The baseline for gluster file was 766.23, which means it's ~46% slower than gluster block. This look quite similar to the numbers shown in comment #1, though with different absolute numbers.

Given these numbers, it seems gluster file can match gluster block performance by setting client-io-threads and event-threads options, and improving AFR eager-locking.

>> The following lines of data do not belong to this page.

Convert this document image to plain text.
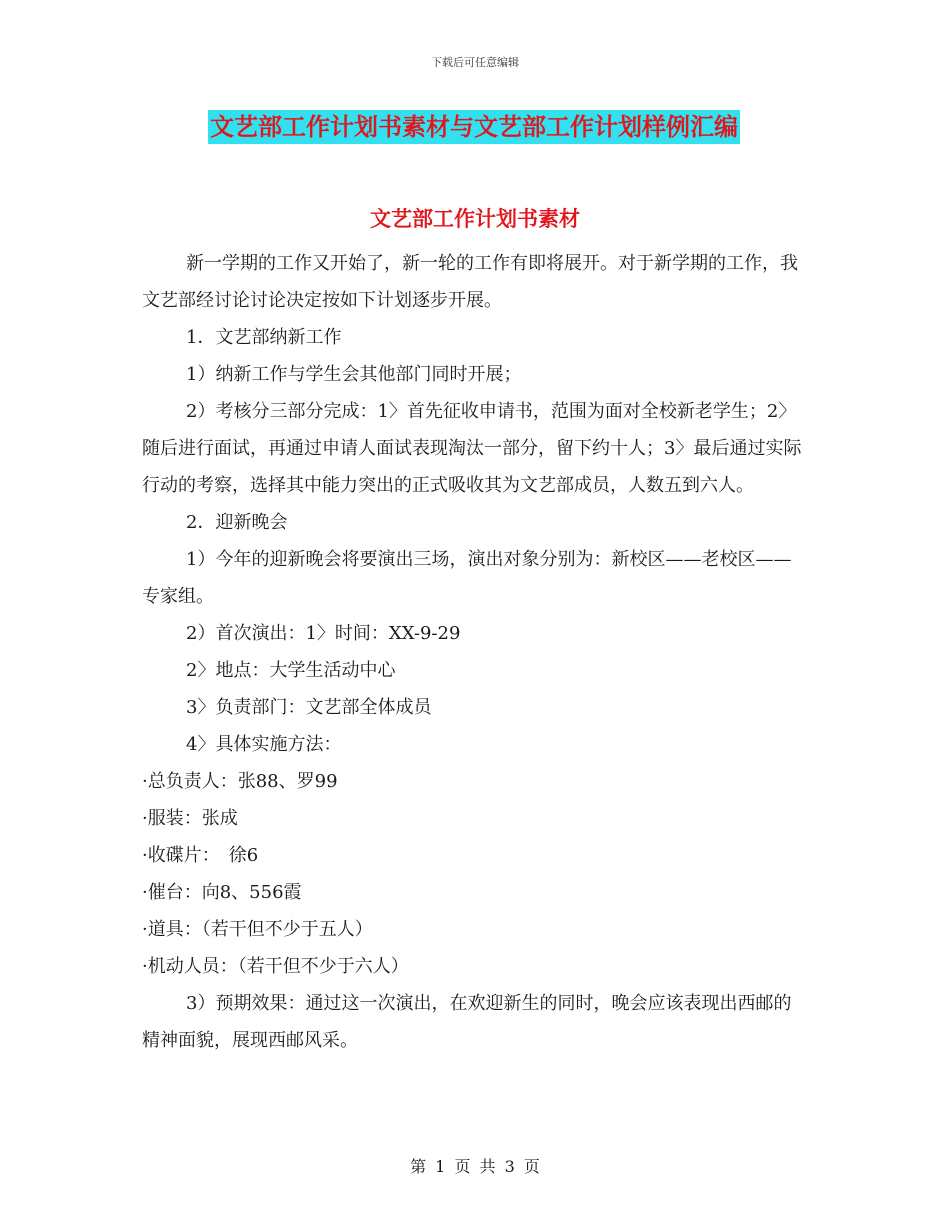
下载后可任意编辑
文艺部工作计划书素材与文艺部工作计划样例汇编
文艺部工作计划书素材

新一学期的工作又开始了，新一轮的工作有即将展开。对于新学期的工作，我文艺部经讨论讨论决定按如下计划逐步开展。

1．文艺部纳新工作

1）纳新工作与学生会其他部门同时开展；

2）考核分三部分完成：1〉首先征收申请书，范围为面对全校新老学生；2〉随后进行面试，再通过申请人面试表现淘汰一部分，留下约十人；3〉最后通过实际行动的考察，选择其中能力突出的正式吸收其为文艺部成员，人数五到六人。

2．迎新晚会

1）今年的迎新晚会将要演出三场，演出对象分别为：新校区——老校区——专家组。

2）首次演出：1〉时间：XX-9-29

2〉地点：大学生活动中心

3〉负责部门：文艺部全体成员

4〉具体实施方法：

·总负责人：张88、罗99

·服装：张成

·收碟片：　徐6

·催台：向8、556霞

·道具：（若干但不少于五人）

·机动人员：（若干但不少于六人）

3）预期效果：通过这一次演出，在欢迎新生的同时，晚会应该表现出西邮的精神面貌，展现西邮风采。

第 1 页 共 3 页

Additional changes can improve performance even more.

Pranith is working on an approach [1] that could improve eager lock in this case. I'll test the patch and update.

[1] https://review.gluster.org/21107

Comment 13 Xavi Hernandez 2018-09-18 11:41:54 UTC

With Pranith's patch, client-io-threads=on and event-threads=4, performance improves a bit:

tps = 1114.136673 (including connections establishing)
tps = 1108.371303 (including connections establishing)
tps = 1111.904912 (including connections establishing)
tps = 1108.996427 (including connections establishing)
tps = 1102.639386 (including connections establishing)
Average TPS (5 runs): 1109.21

But not as much as avoiding the check on the number of open fd's.

Comment 14 Xavi Hernandez 2018-09-19 15:31:10 UTC

I've repeated the tests using the same configuration used in comment #13 but adding another patch from Pranith: https://review.gluster.org/21210

This time the performance was quite good:

tps = 2311.928116 (including connections establishing)
tps = 2281.287233 (including connections establishing)
tps = 2300.971594 (including connections establishing)
tps = 2316.992359 (including connections establishing)
tps = 2287.787727 (including connections establishing)
Average TPS (5 runs): 2299.79

I tested the same configuration with gluster block, but with one exception: I used fdatasync instead of open_sync in postrges configuration. The improvement is minimal:

tps = 1497.435156 (including connections establishing)
tps = 1489.498803 (including connections establishing)
tps = 1514.883587 (including connections establishing)
tps = 1504.363248 (including connections establishing)
tps = 1484.684683 (including connections establishing)
Average TPS (5 runs): 1498.17

So current best known stable configuration for gluster file is:

performance.write-behind-window-size: 1MB
performance.md-cache-timeout: 600
performance.read-after-open: yes
server.event-threads: 4
diagnostics.count-fop-hits: on
diagnostics.latency-measurement: on
performance.strict-o-direct: on
performance.write-behind: off
performance.open-behind: on
performance.readdir-ahead: off
performance.stat-prefetch: off
performance.io-cache: off
performance.quick-read: off
performance.read-ahead: off
transport.address-family: inet
nfs.disable: on
performance.client-io-threads: on
client.event-threads: 4

The configuration for postgres:

work_mem = 120MB
wal_sync_method = open_sync
checkpoint_timeout = 1h

Comment 22 Raghavendra G 2018-10-23 08:10:06 UTC

(In reply to Raghavendra G from comment #6)
> Since fstats issued during reads can interfere with performing of
> write-behind (as reads and writes are interleaved), the noatime
> functionality of fuse kernel module becomes very important for this use
> case. noatime is not implemented yet for fuse filesystems and bz 1563509
> tracks the work.

https://git.kernel.org/pub/scm/linux/kernel/git/mszeredi/fuse.git/commit/?h=for-next&id=802dc0497be2b538ca4300704b45b59bffe29585 will help this case. This should be available in subsequent RHEL updates.

Comment 23 Yaniv Kaul 2018-11-01 11:04:17 UTC

(In reply to Raghavendra G from comment #22)
> (In reply to Raghavendra G from comment #6)
> > Since fstats issued during reads can interfere with performing of
> > write-behind (as reads and writes are interleaved), the noatime
> > functionality of fuse kernel module becomes very important for this use
> > case. noatime is not implemented yet for fuse filesystems and bz 1563509
> > tracks the work.
> 
> https://git.kernel.org/pub/scm/linux/kernel/git/mszeredi/fuse.git/commit/
> ?h=for-next&id=802dc0497be2b538ca4300704b45b59bffe29585 will help this case.
> This should be available in subsequent RHEL updates.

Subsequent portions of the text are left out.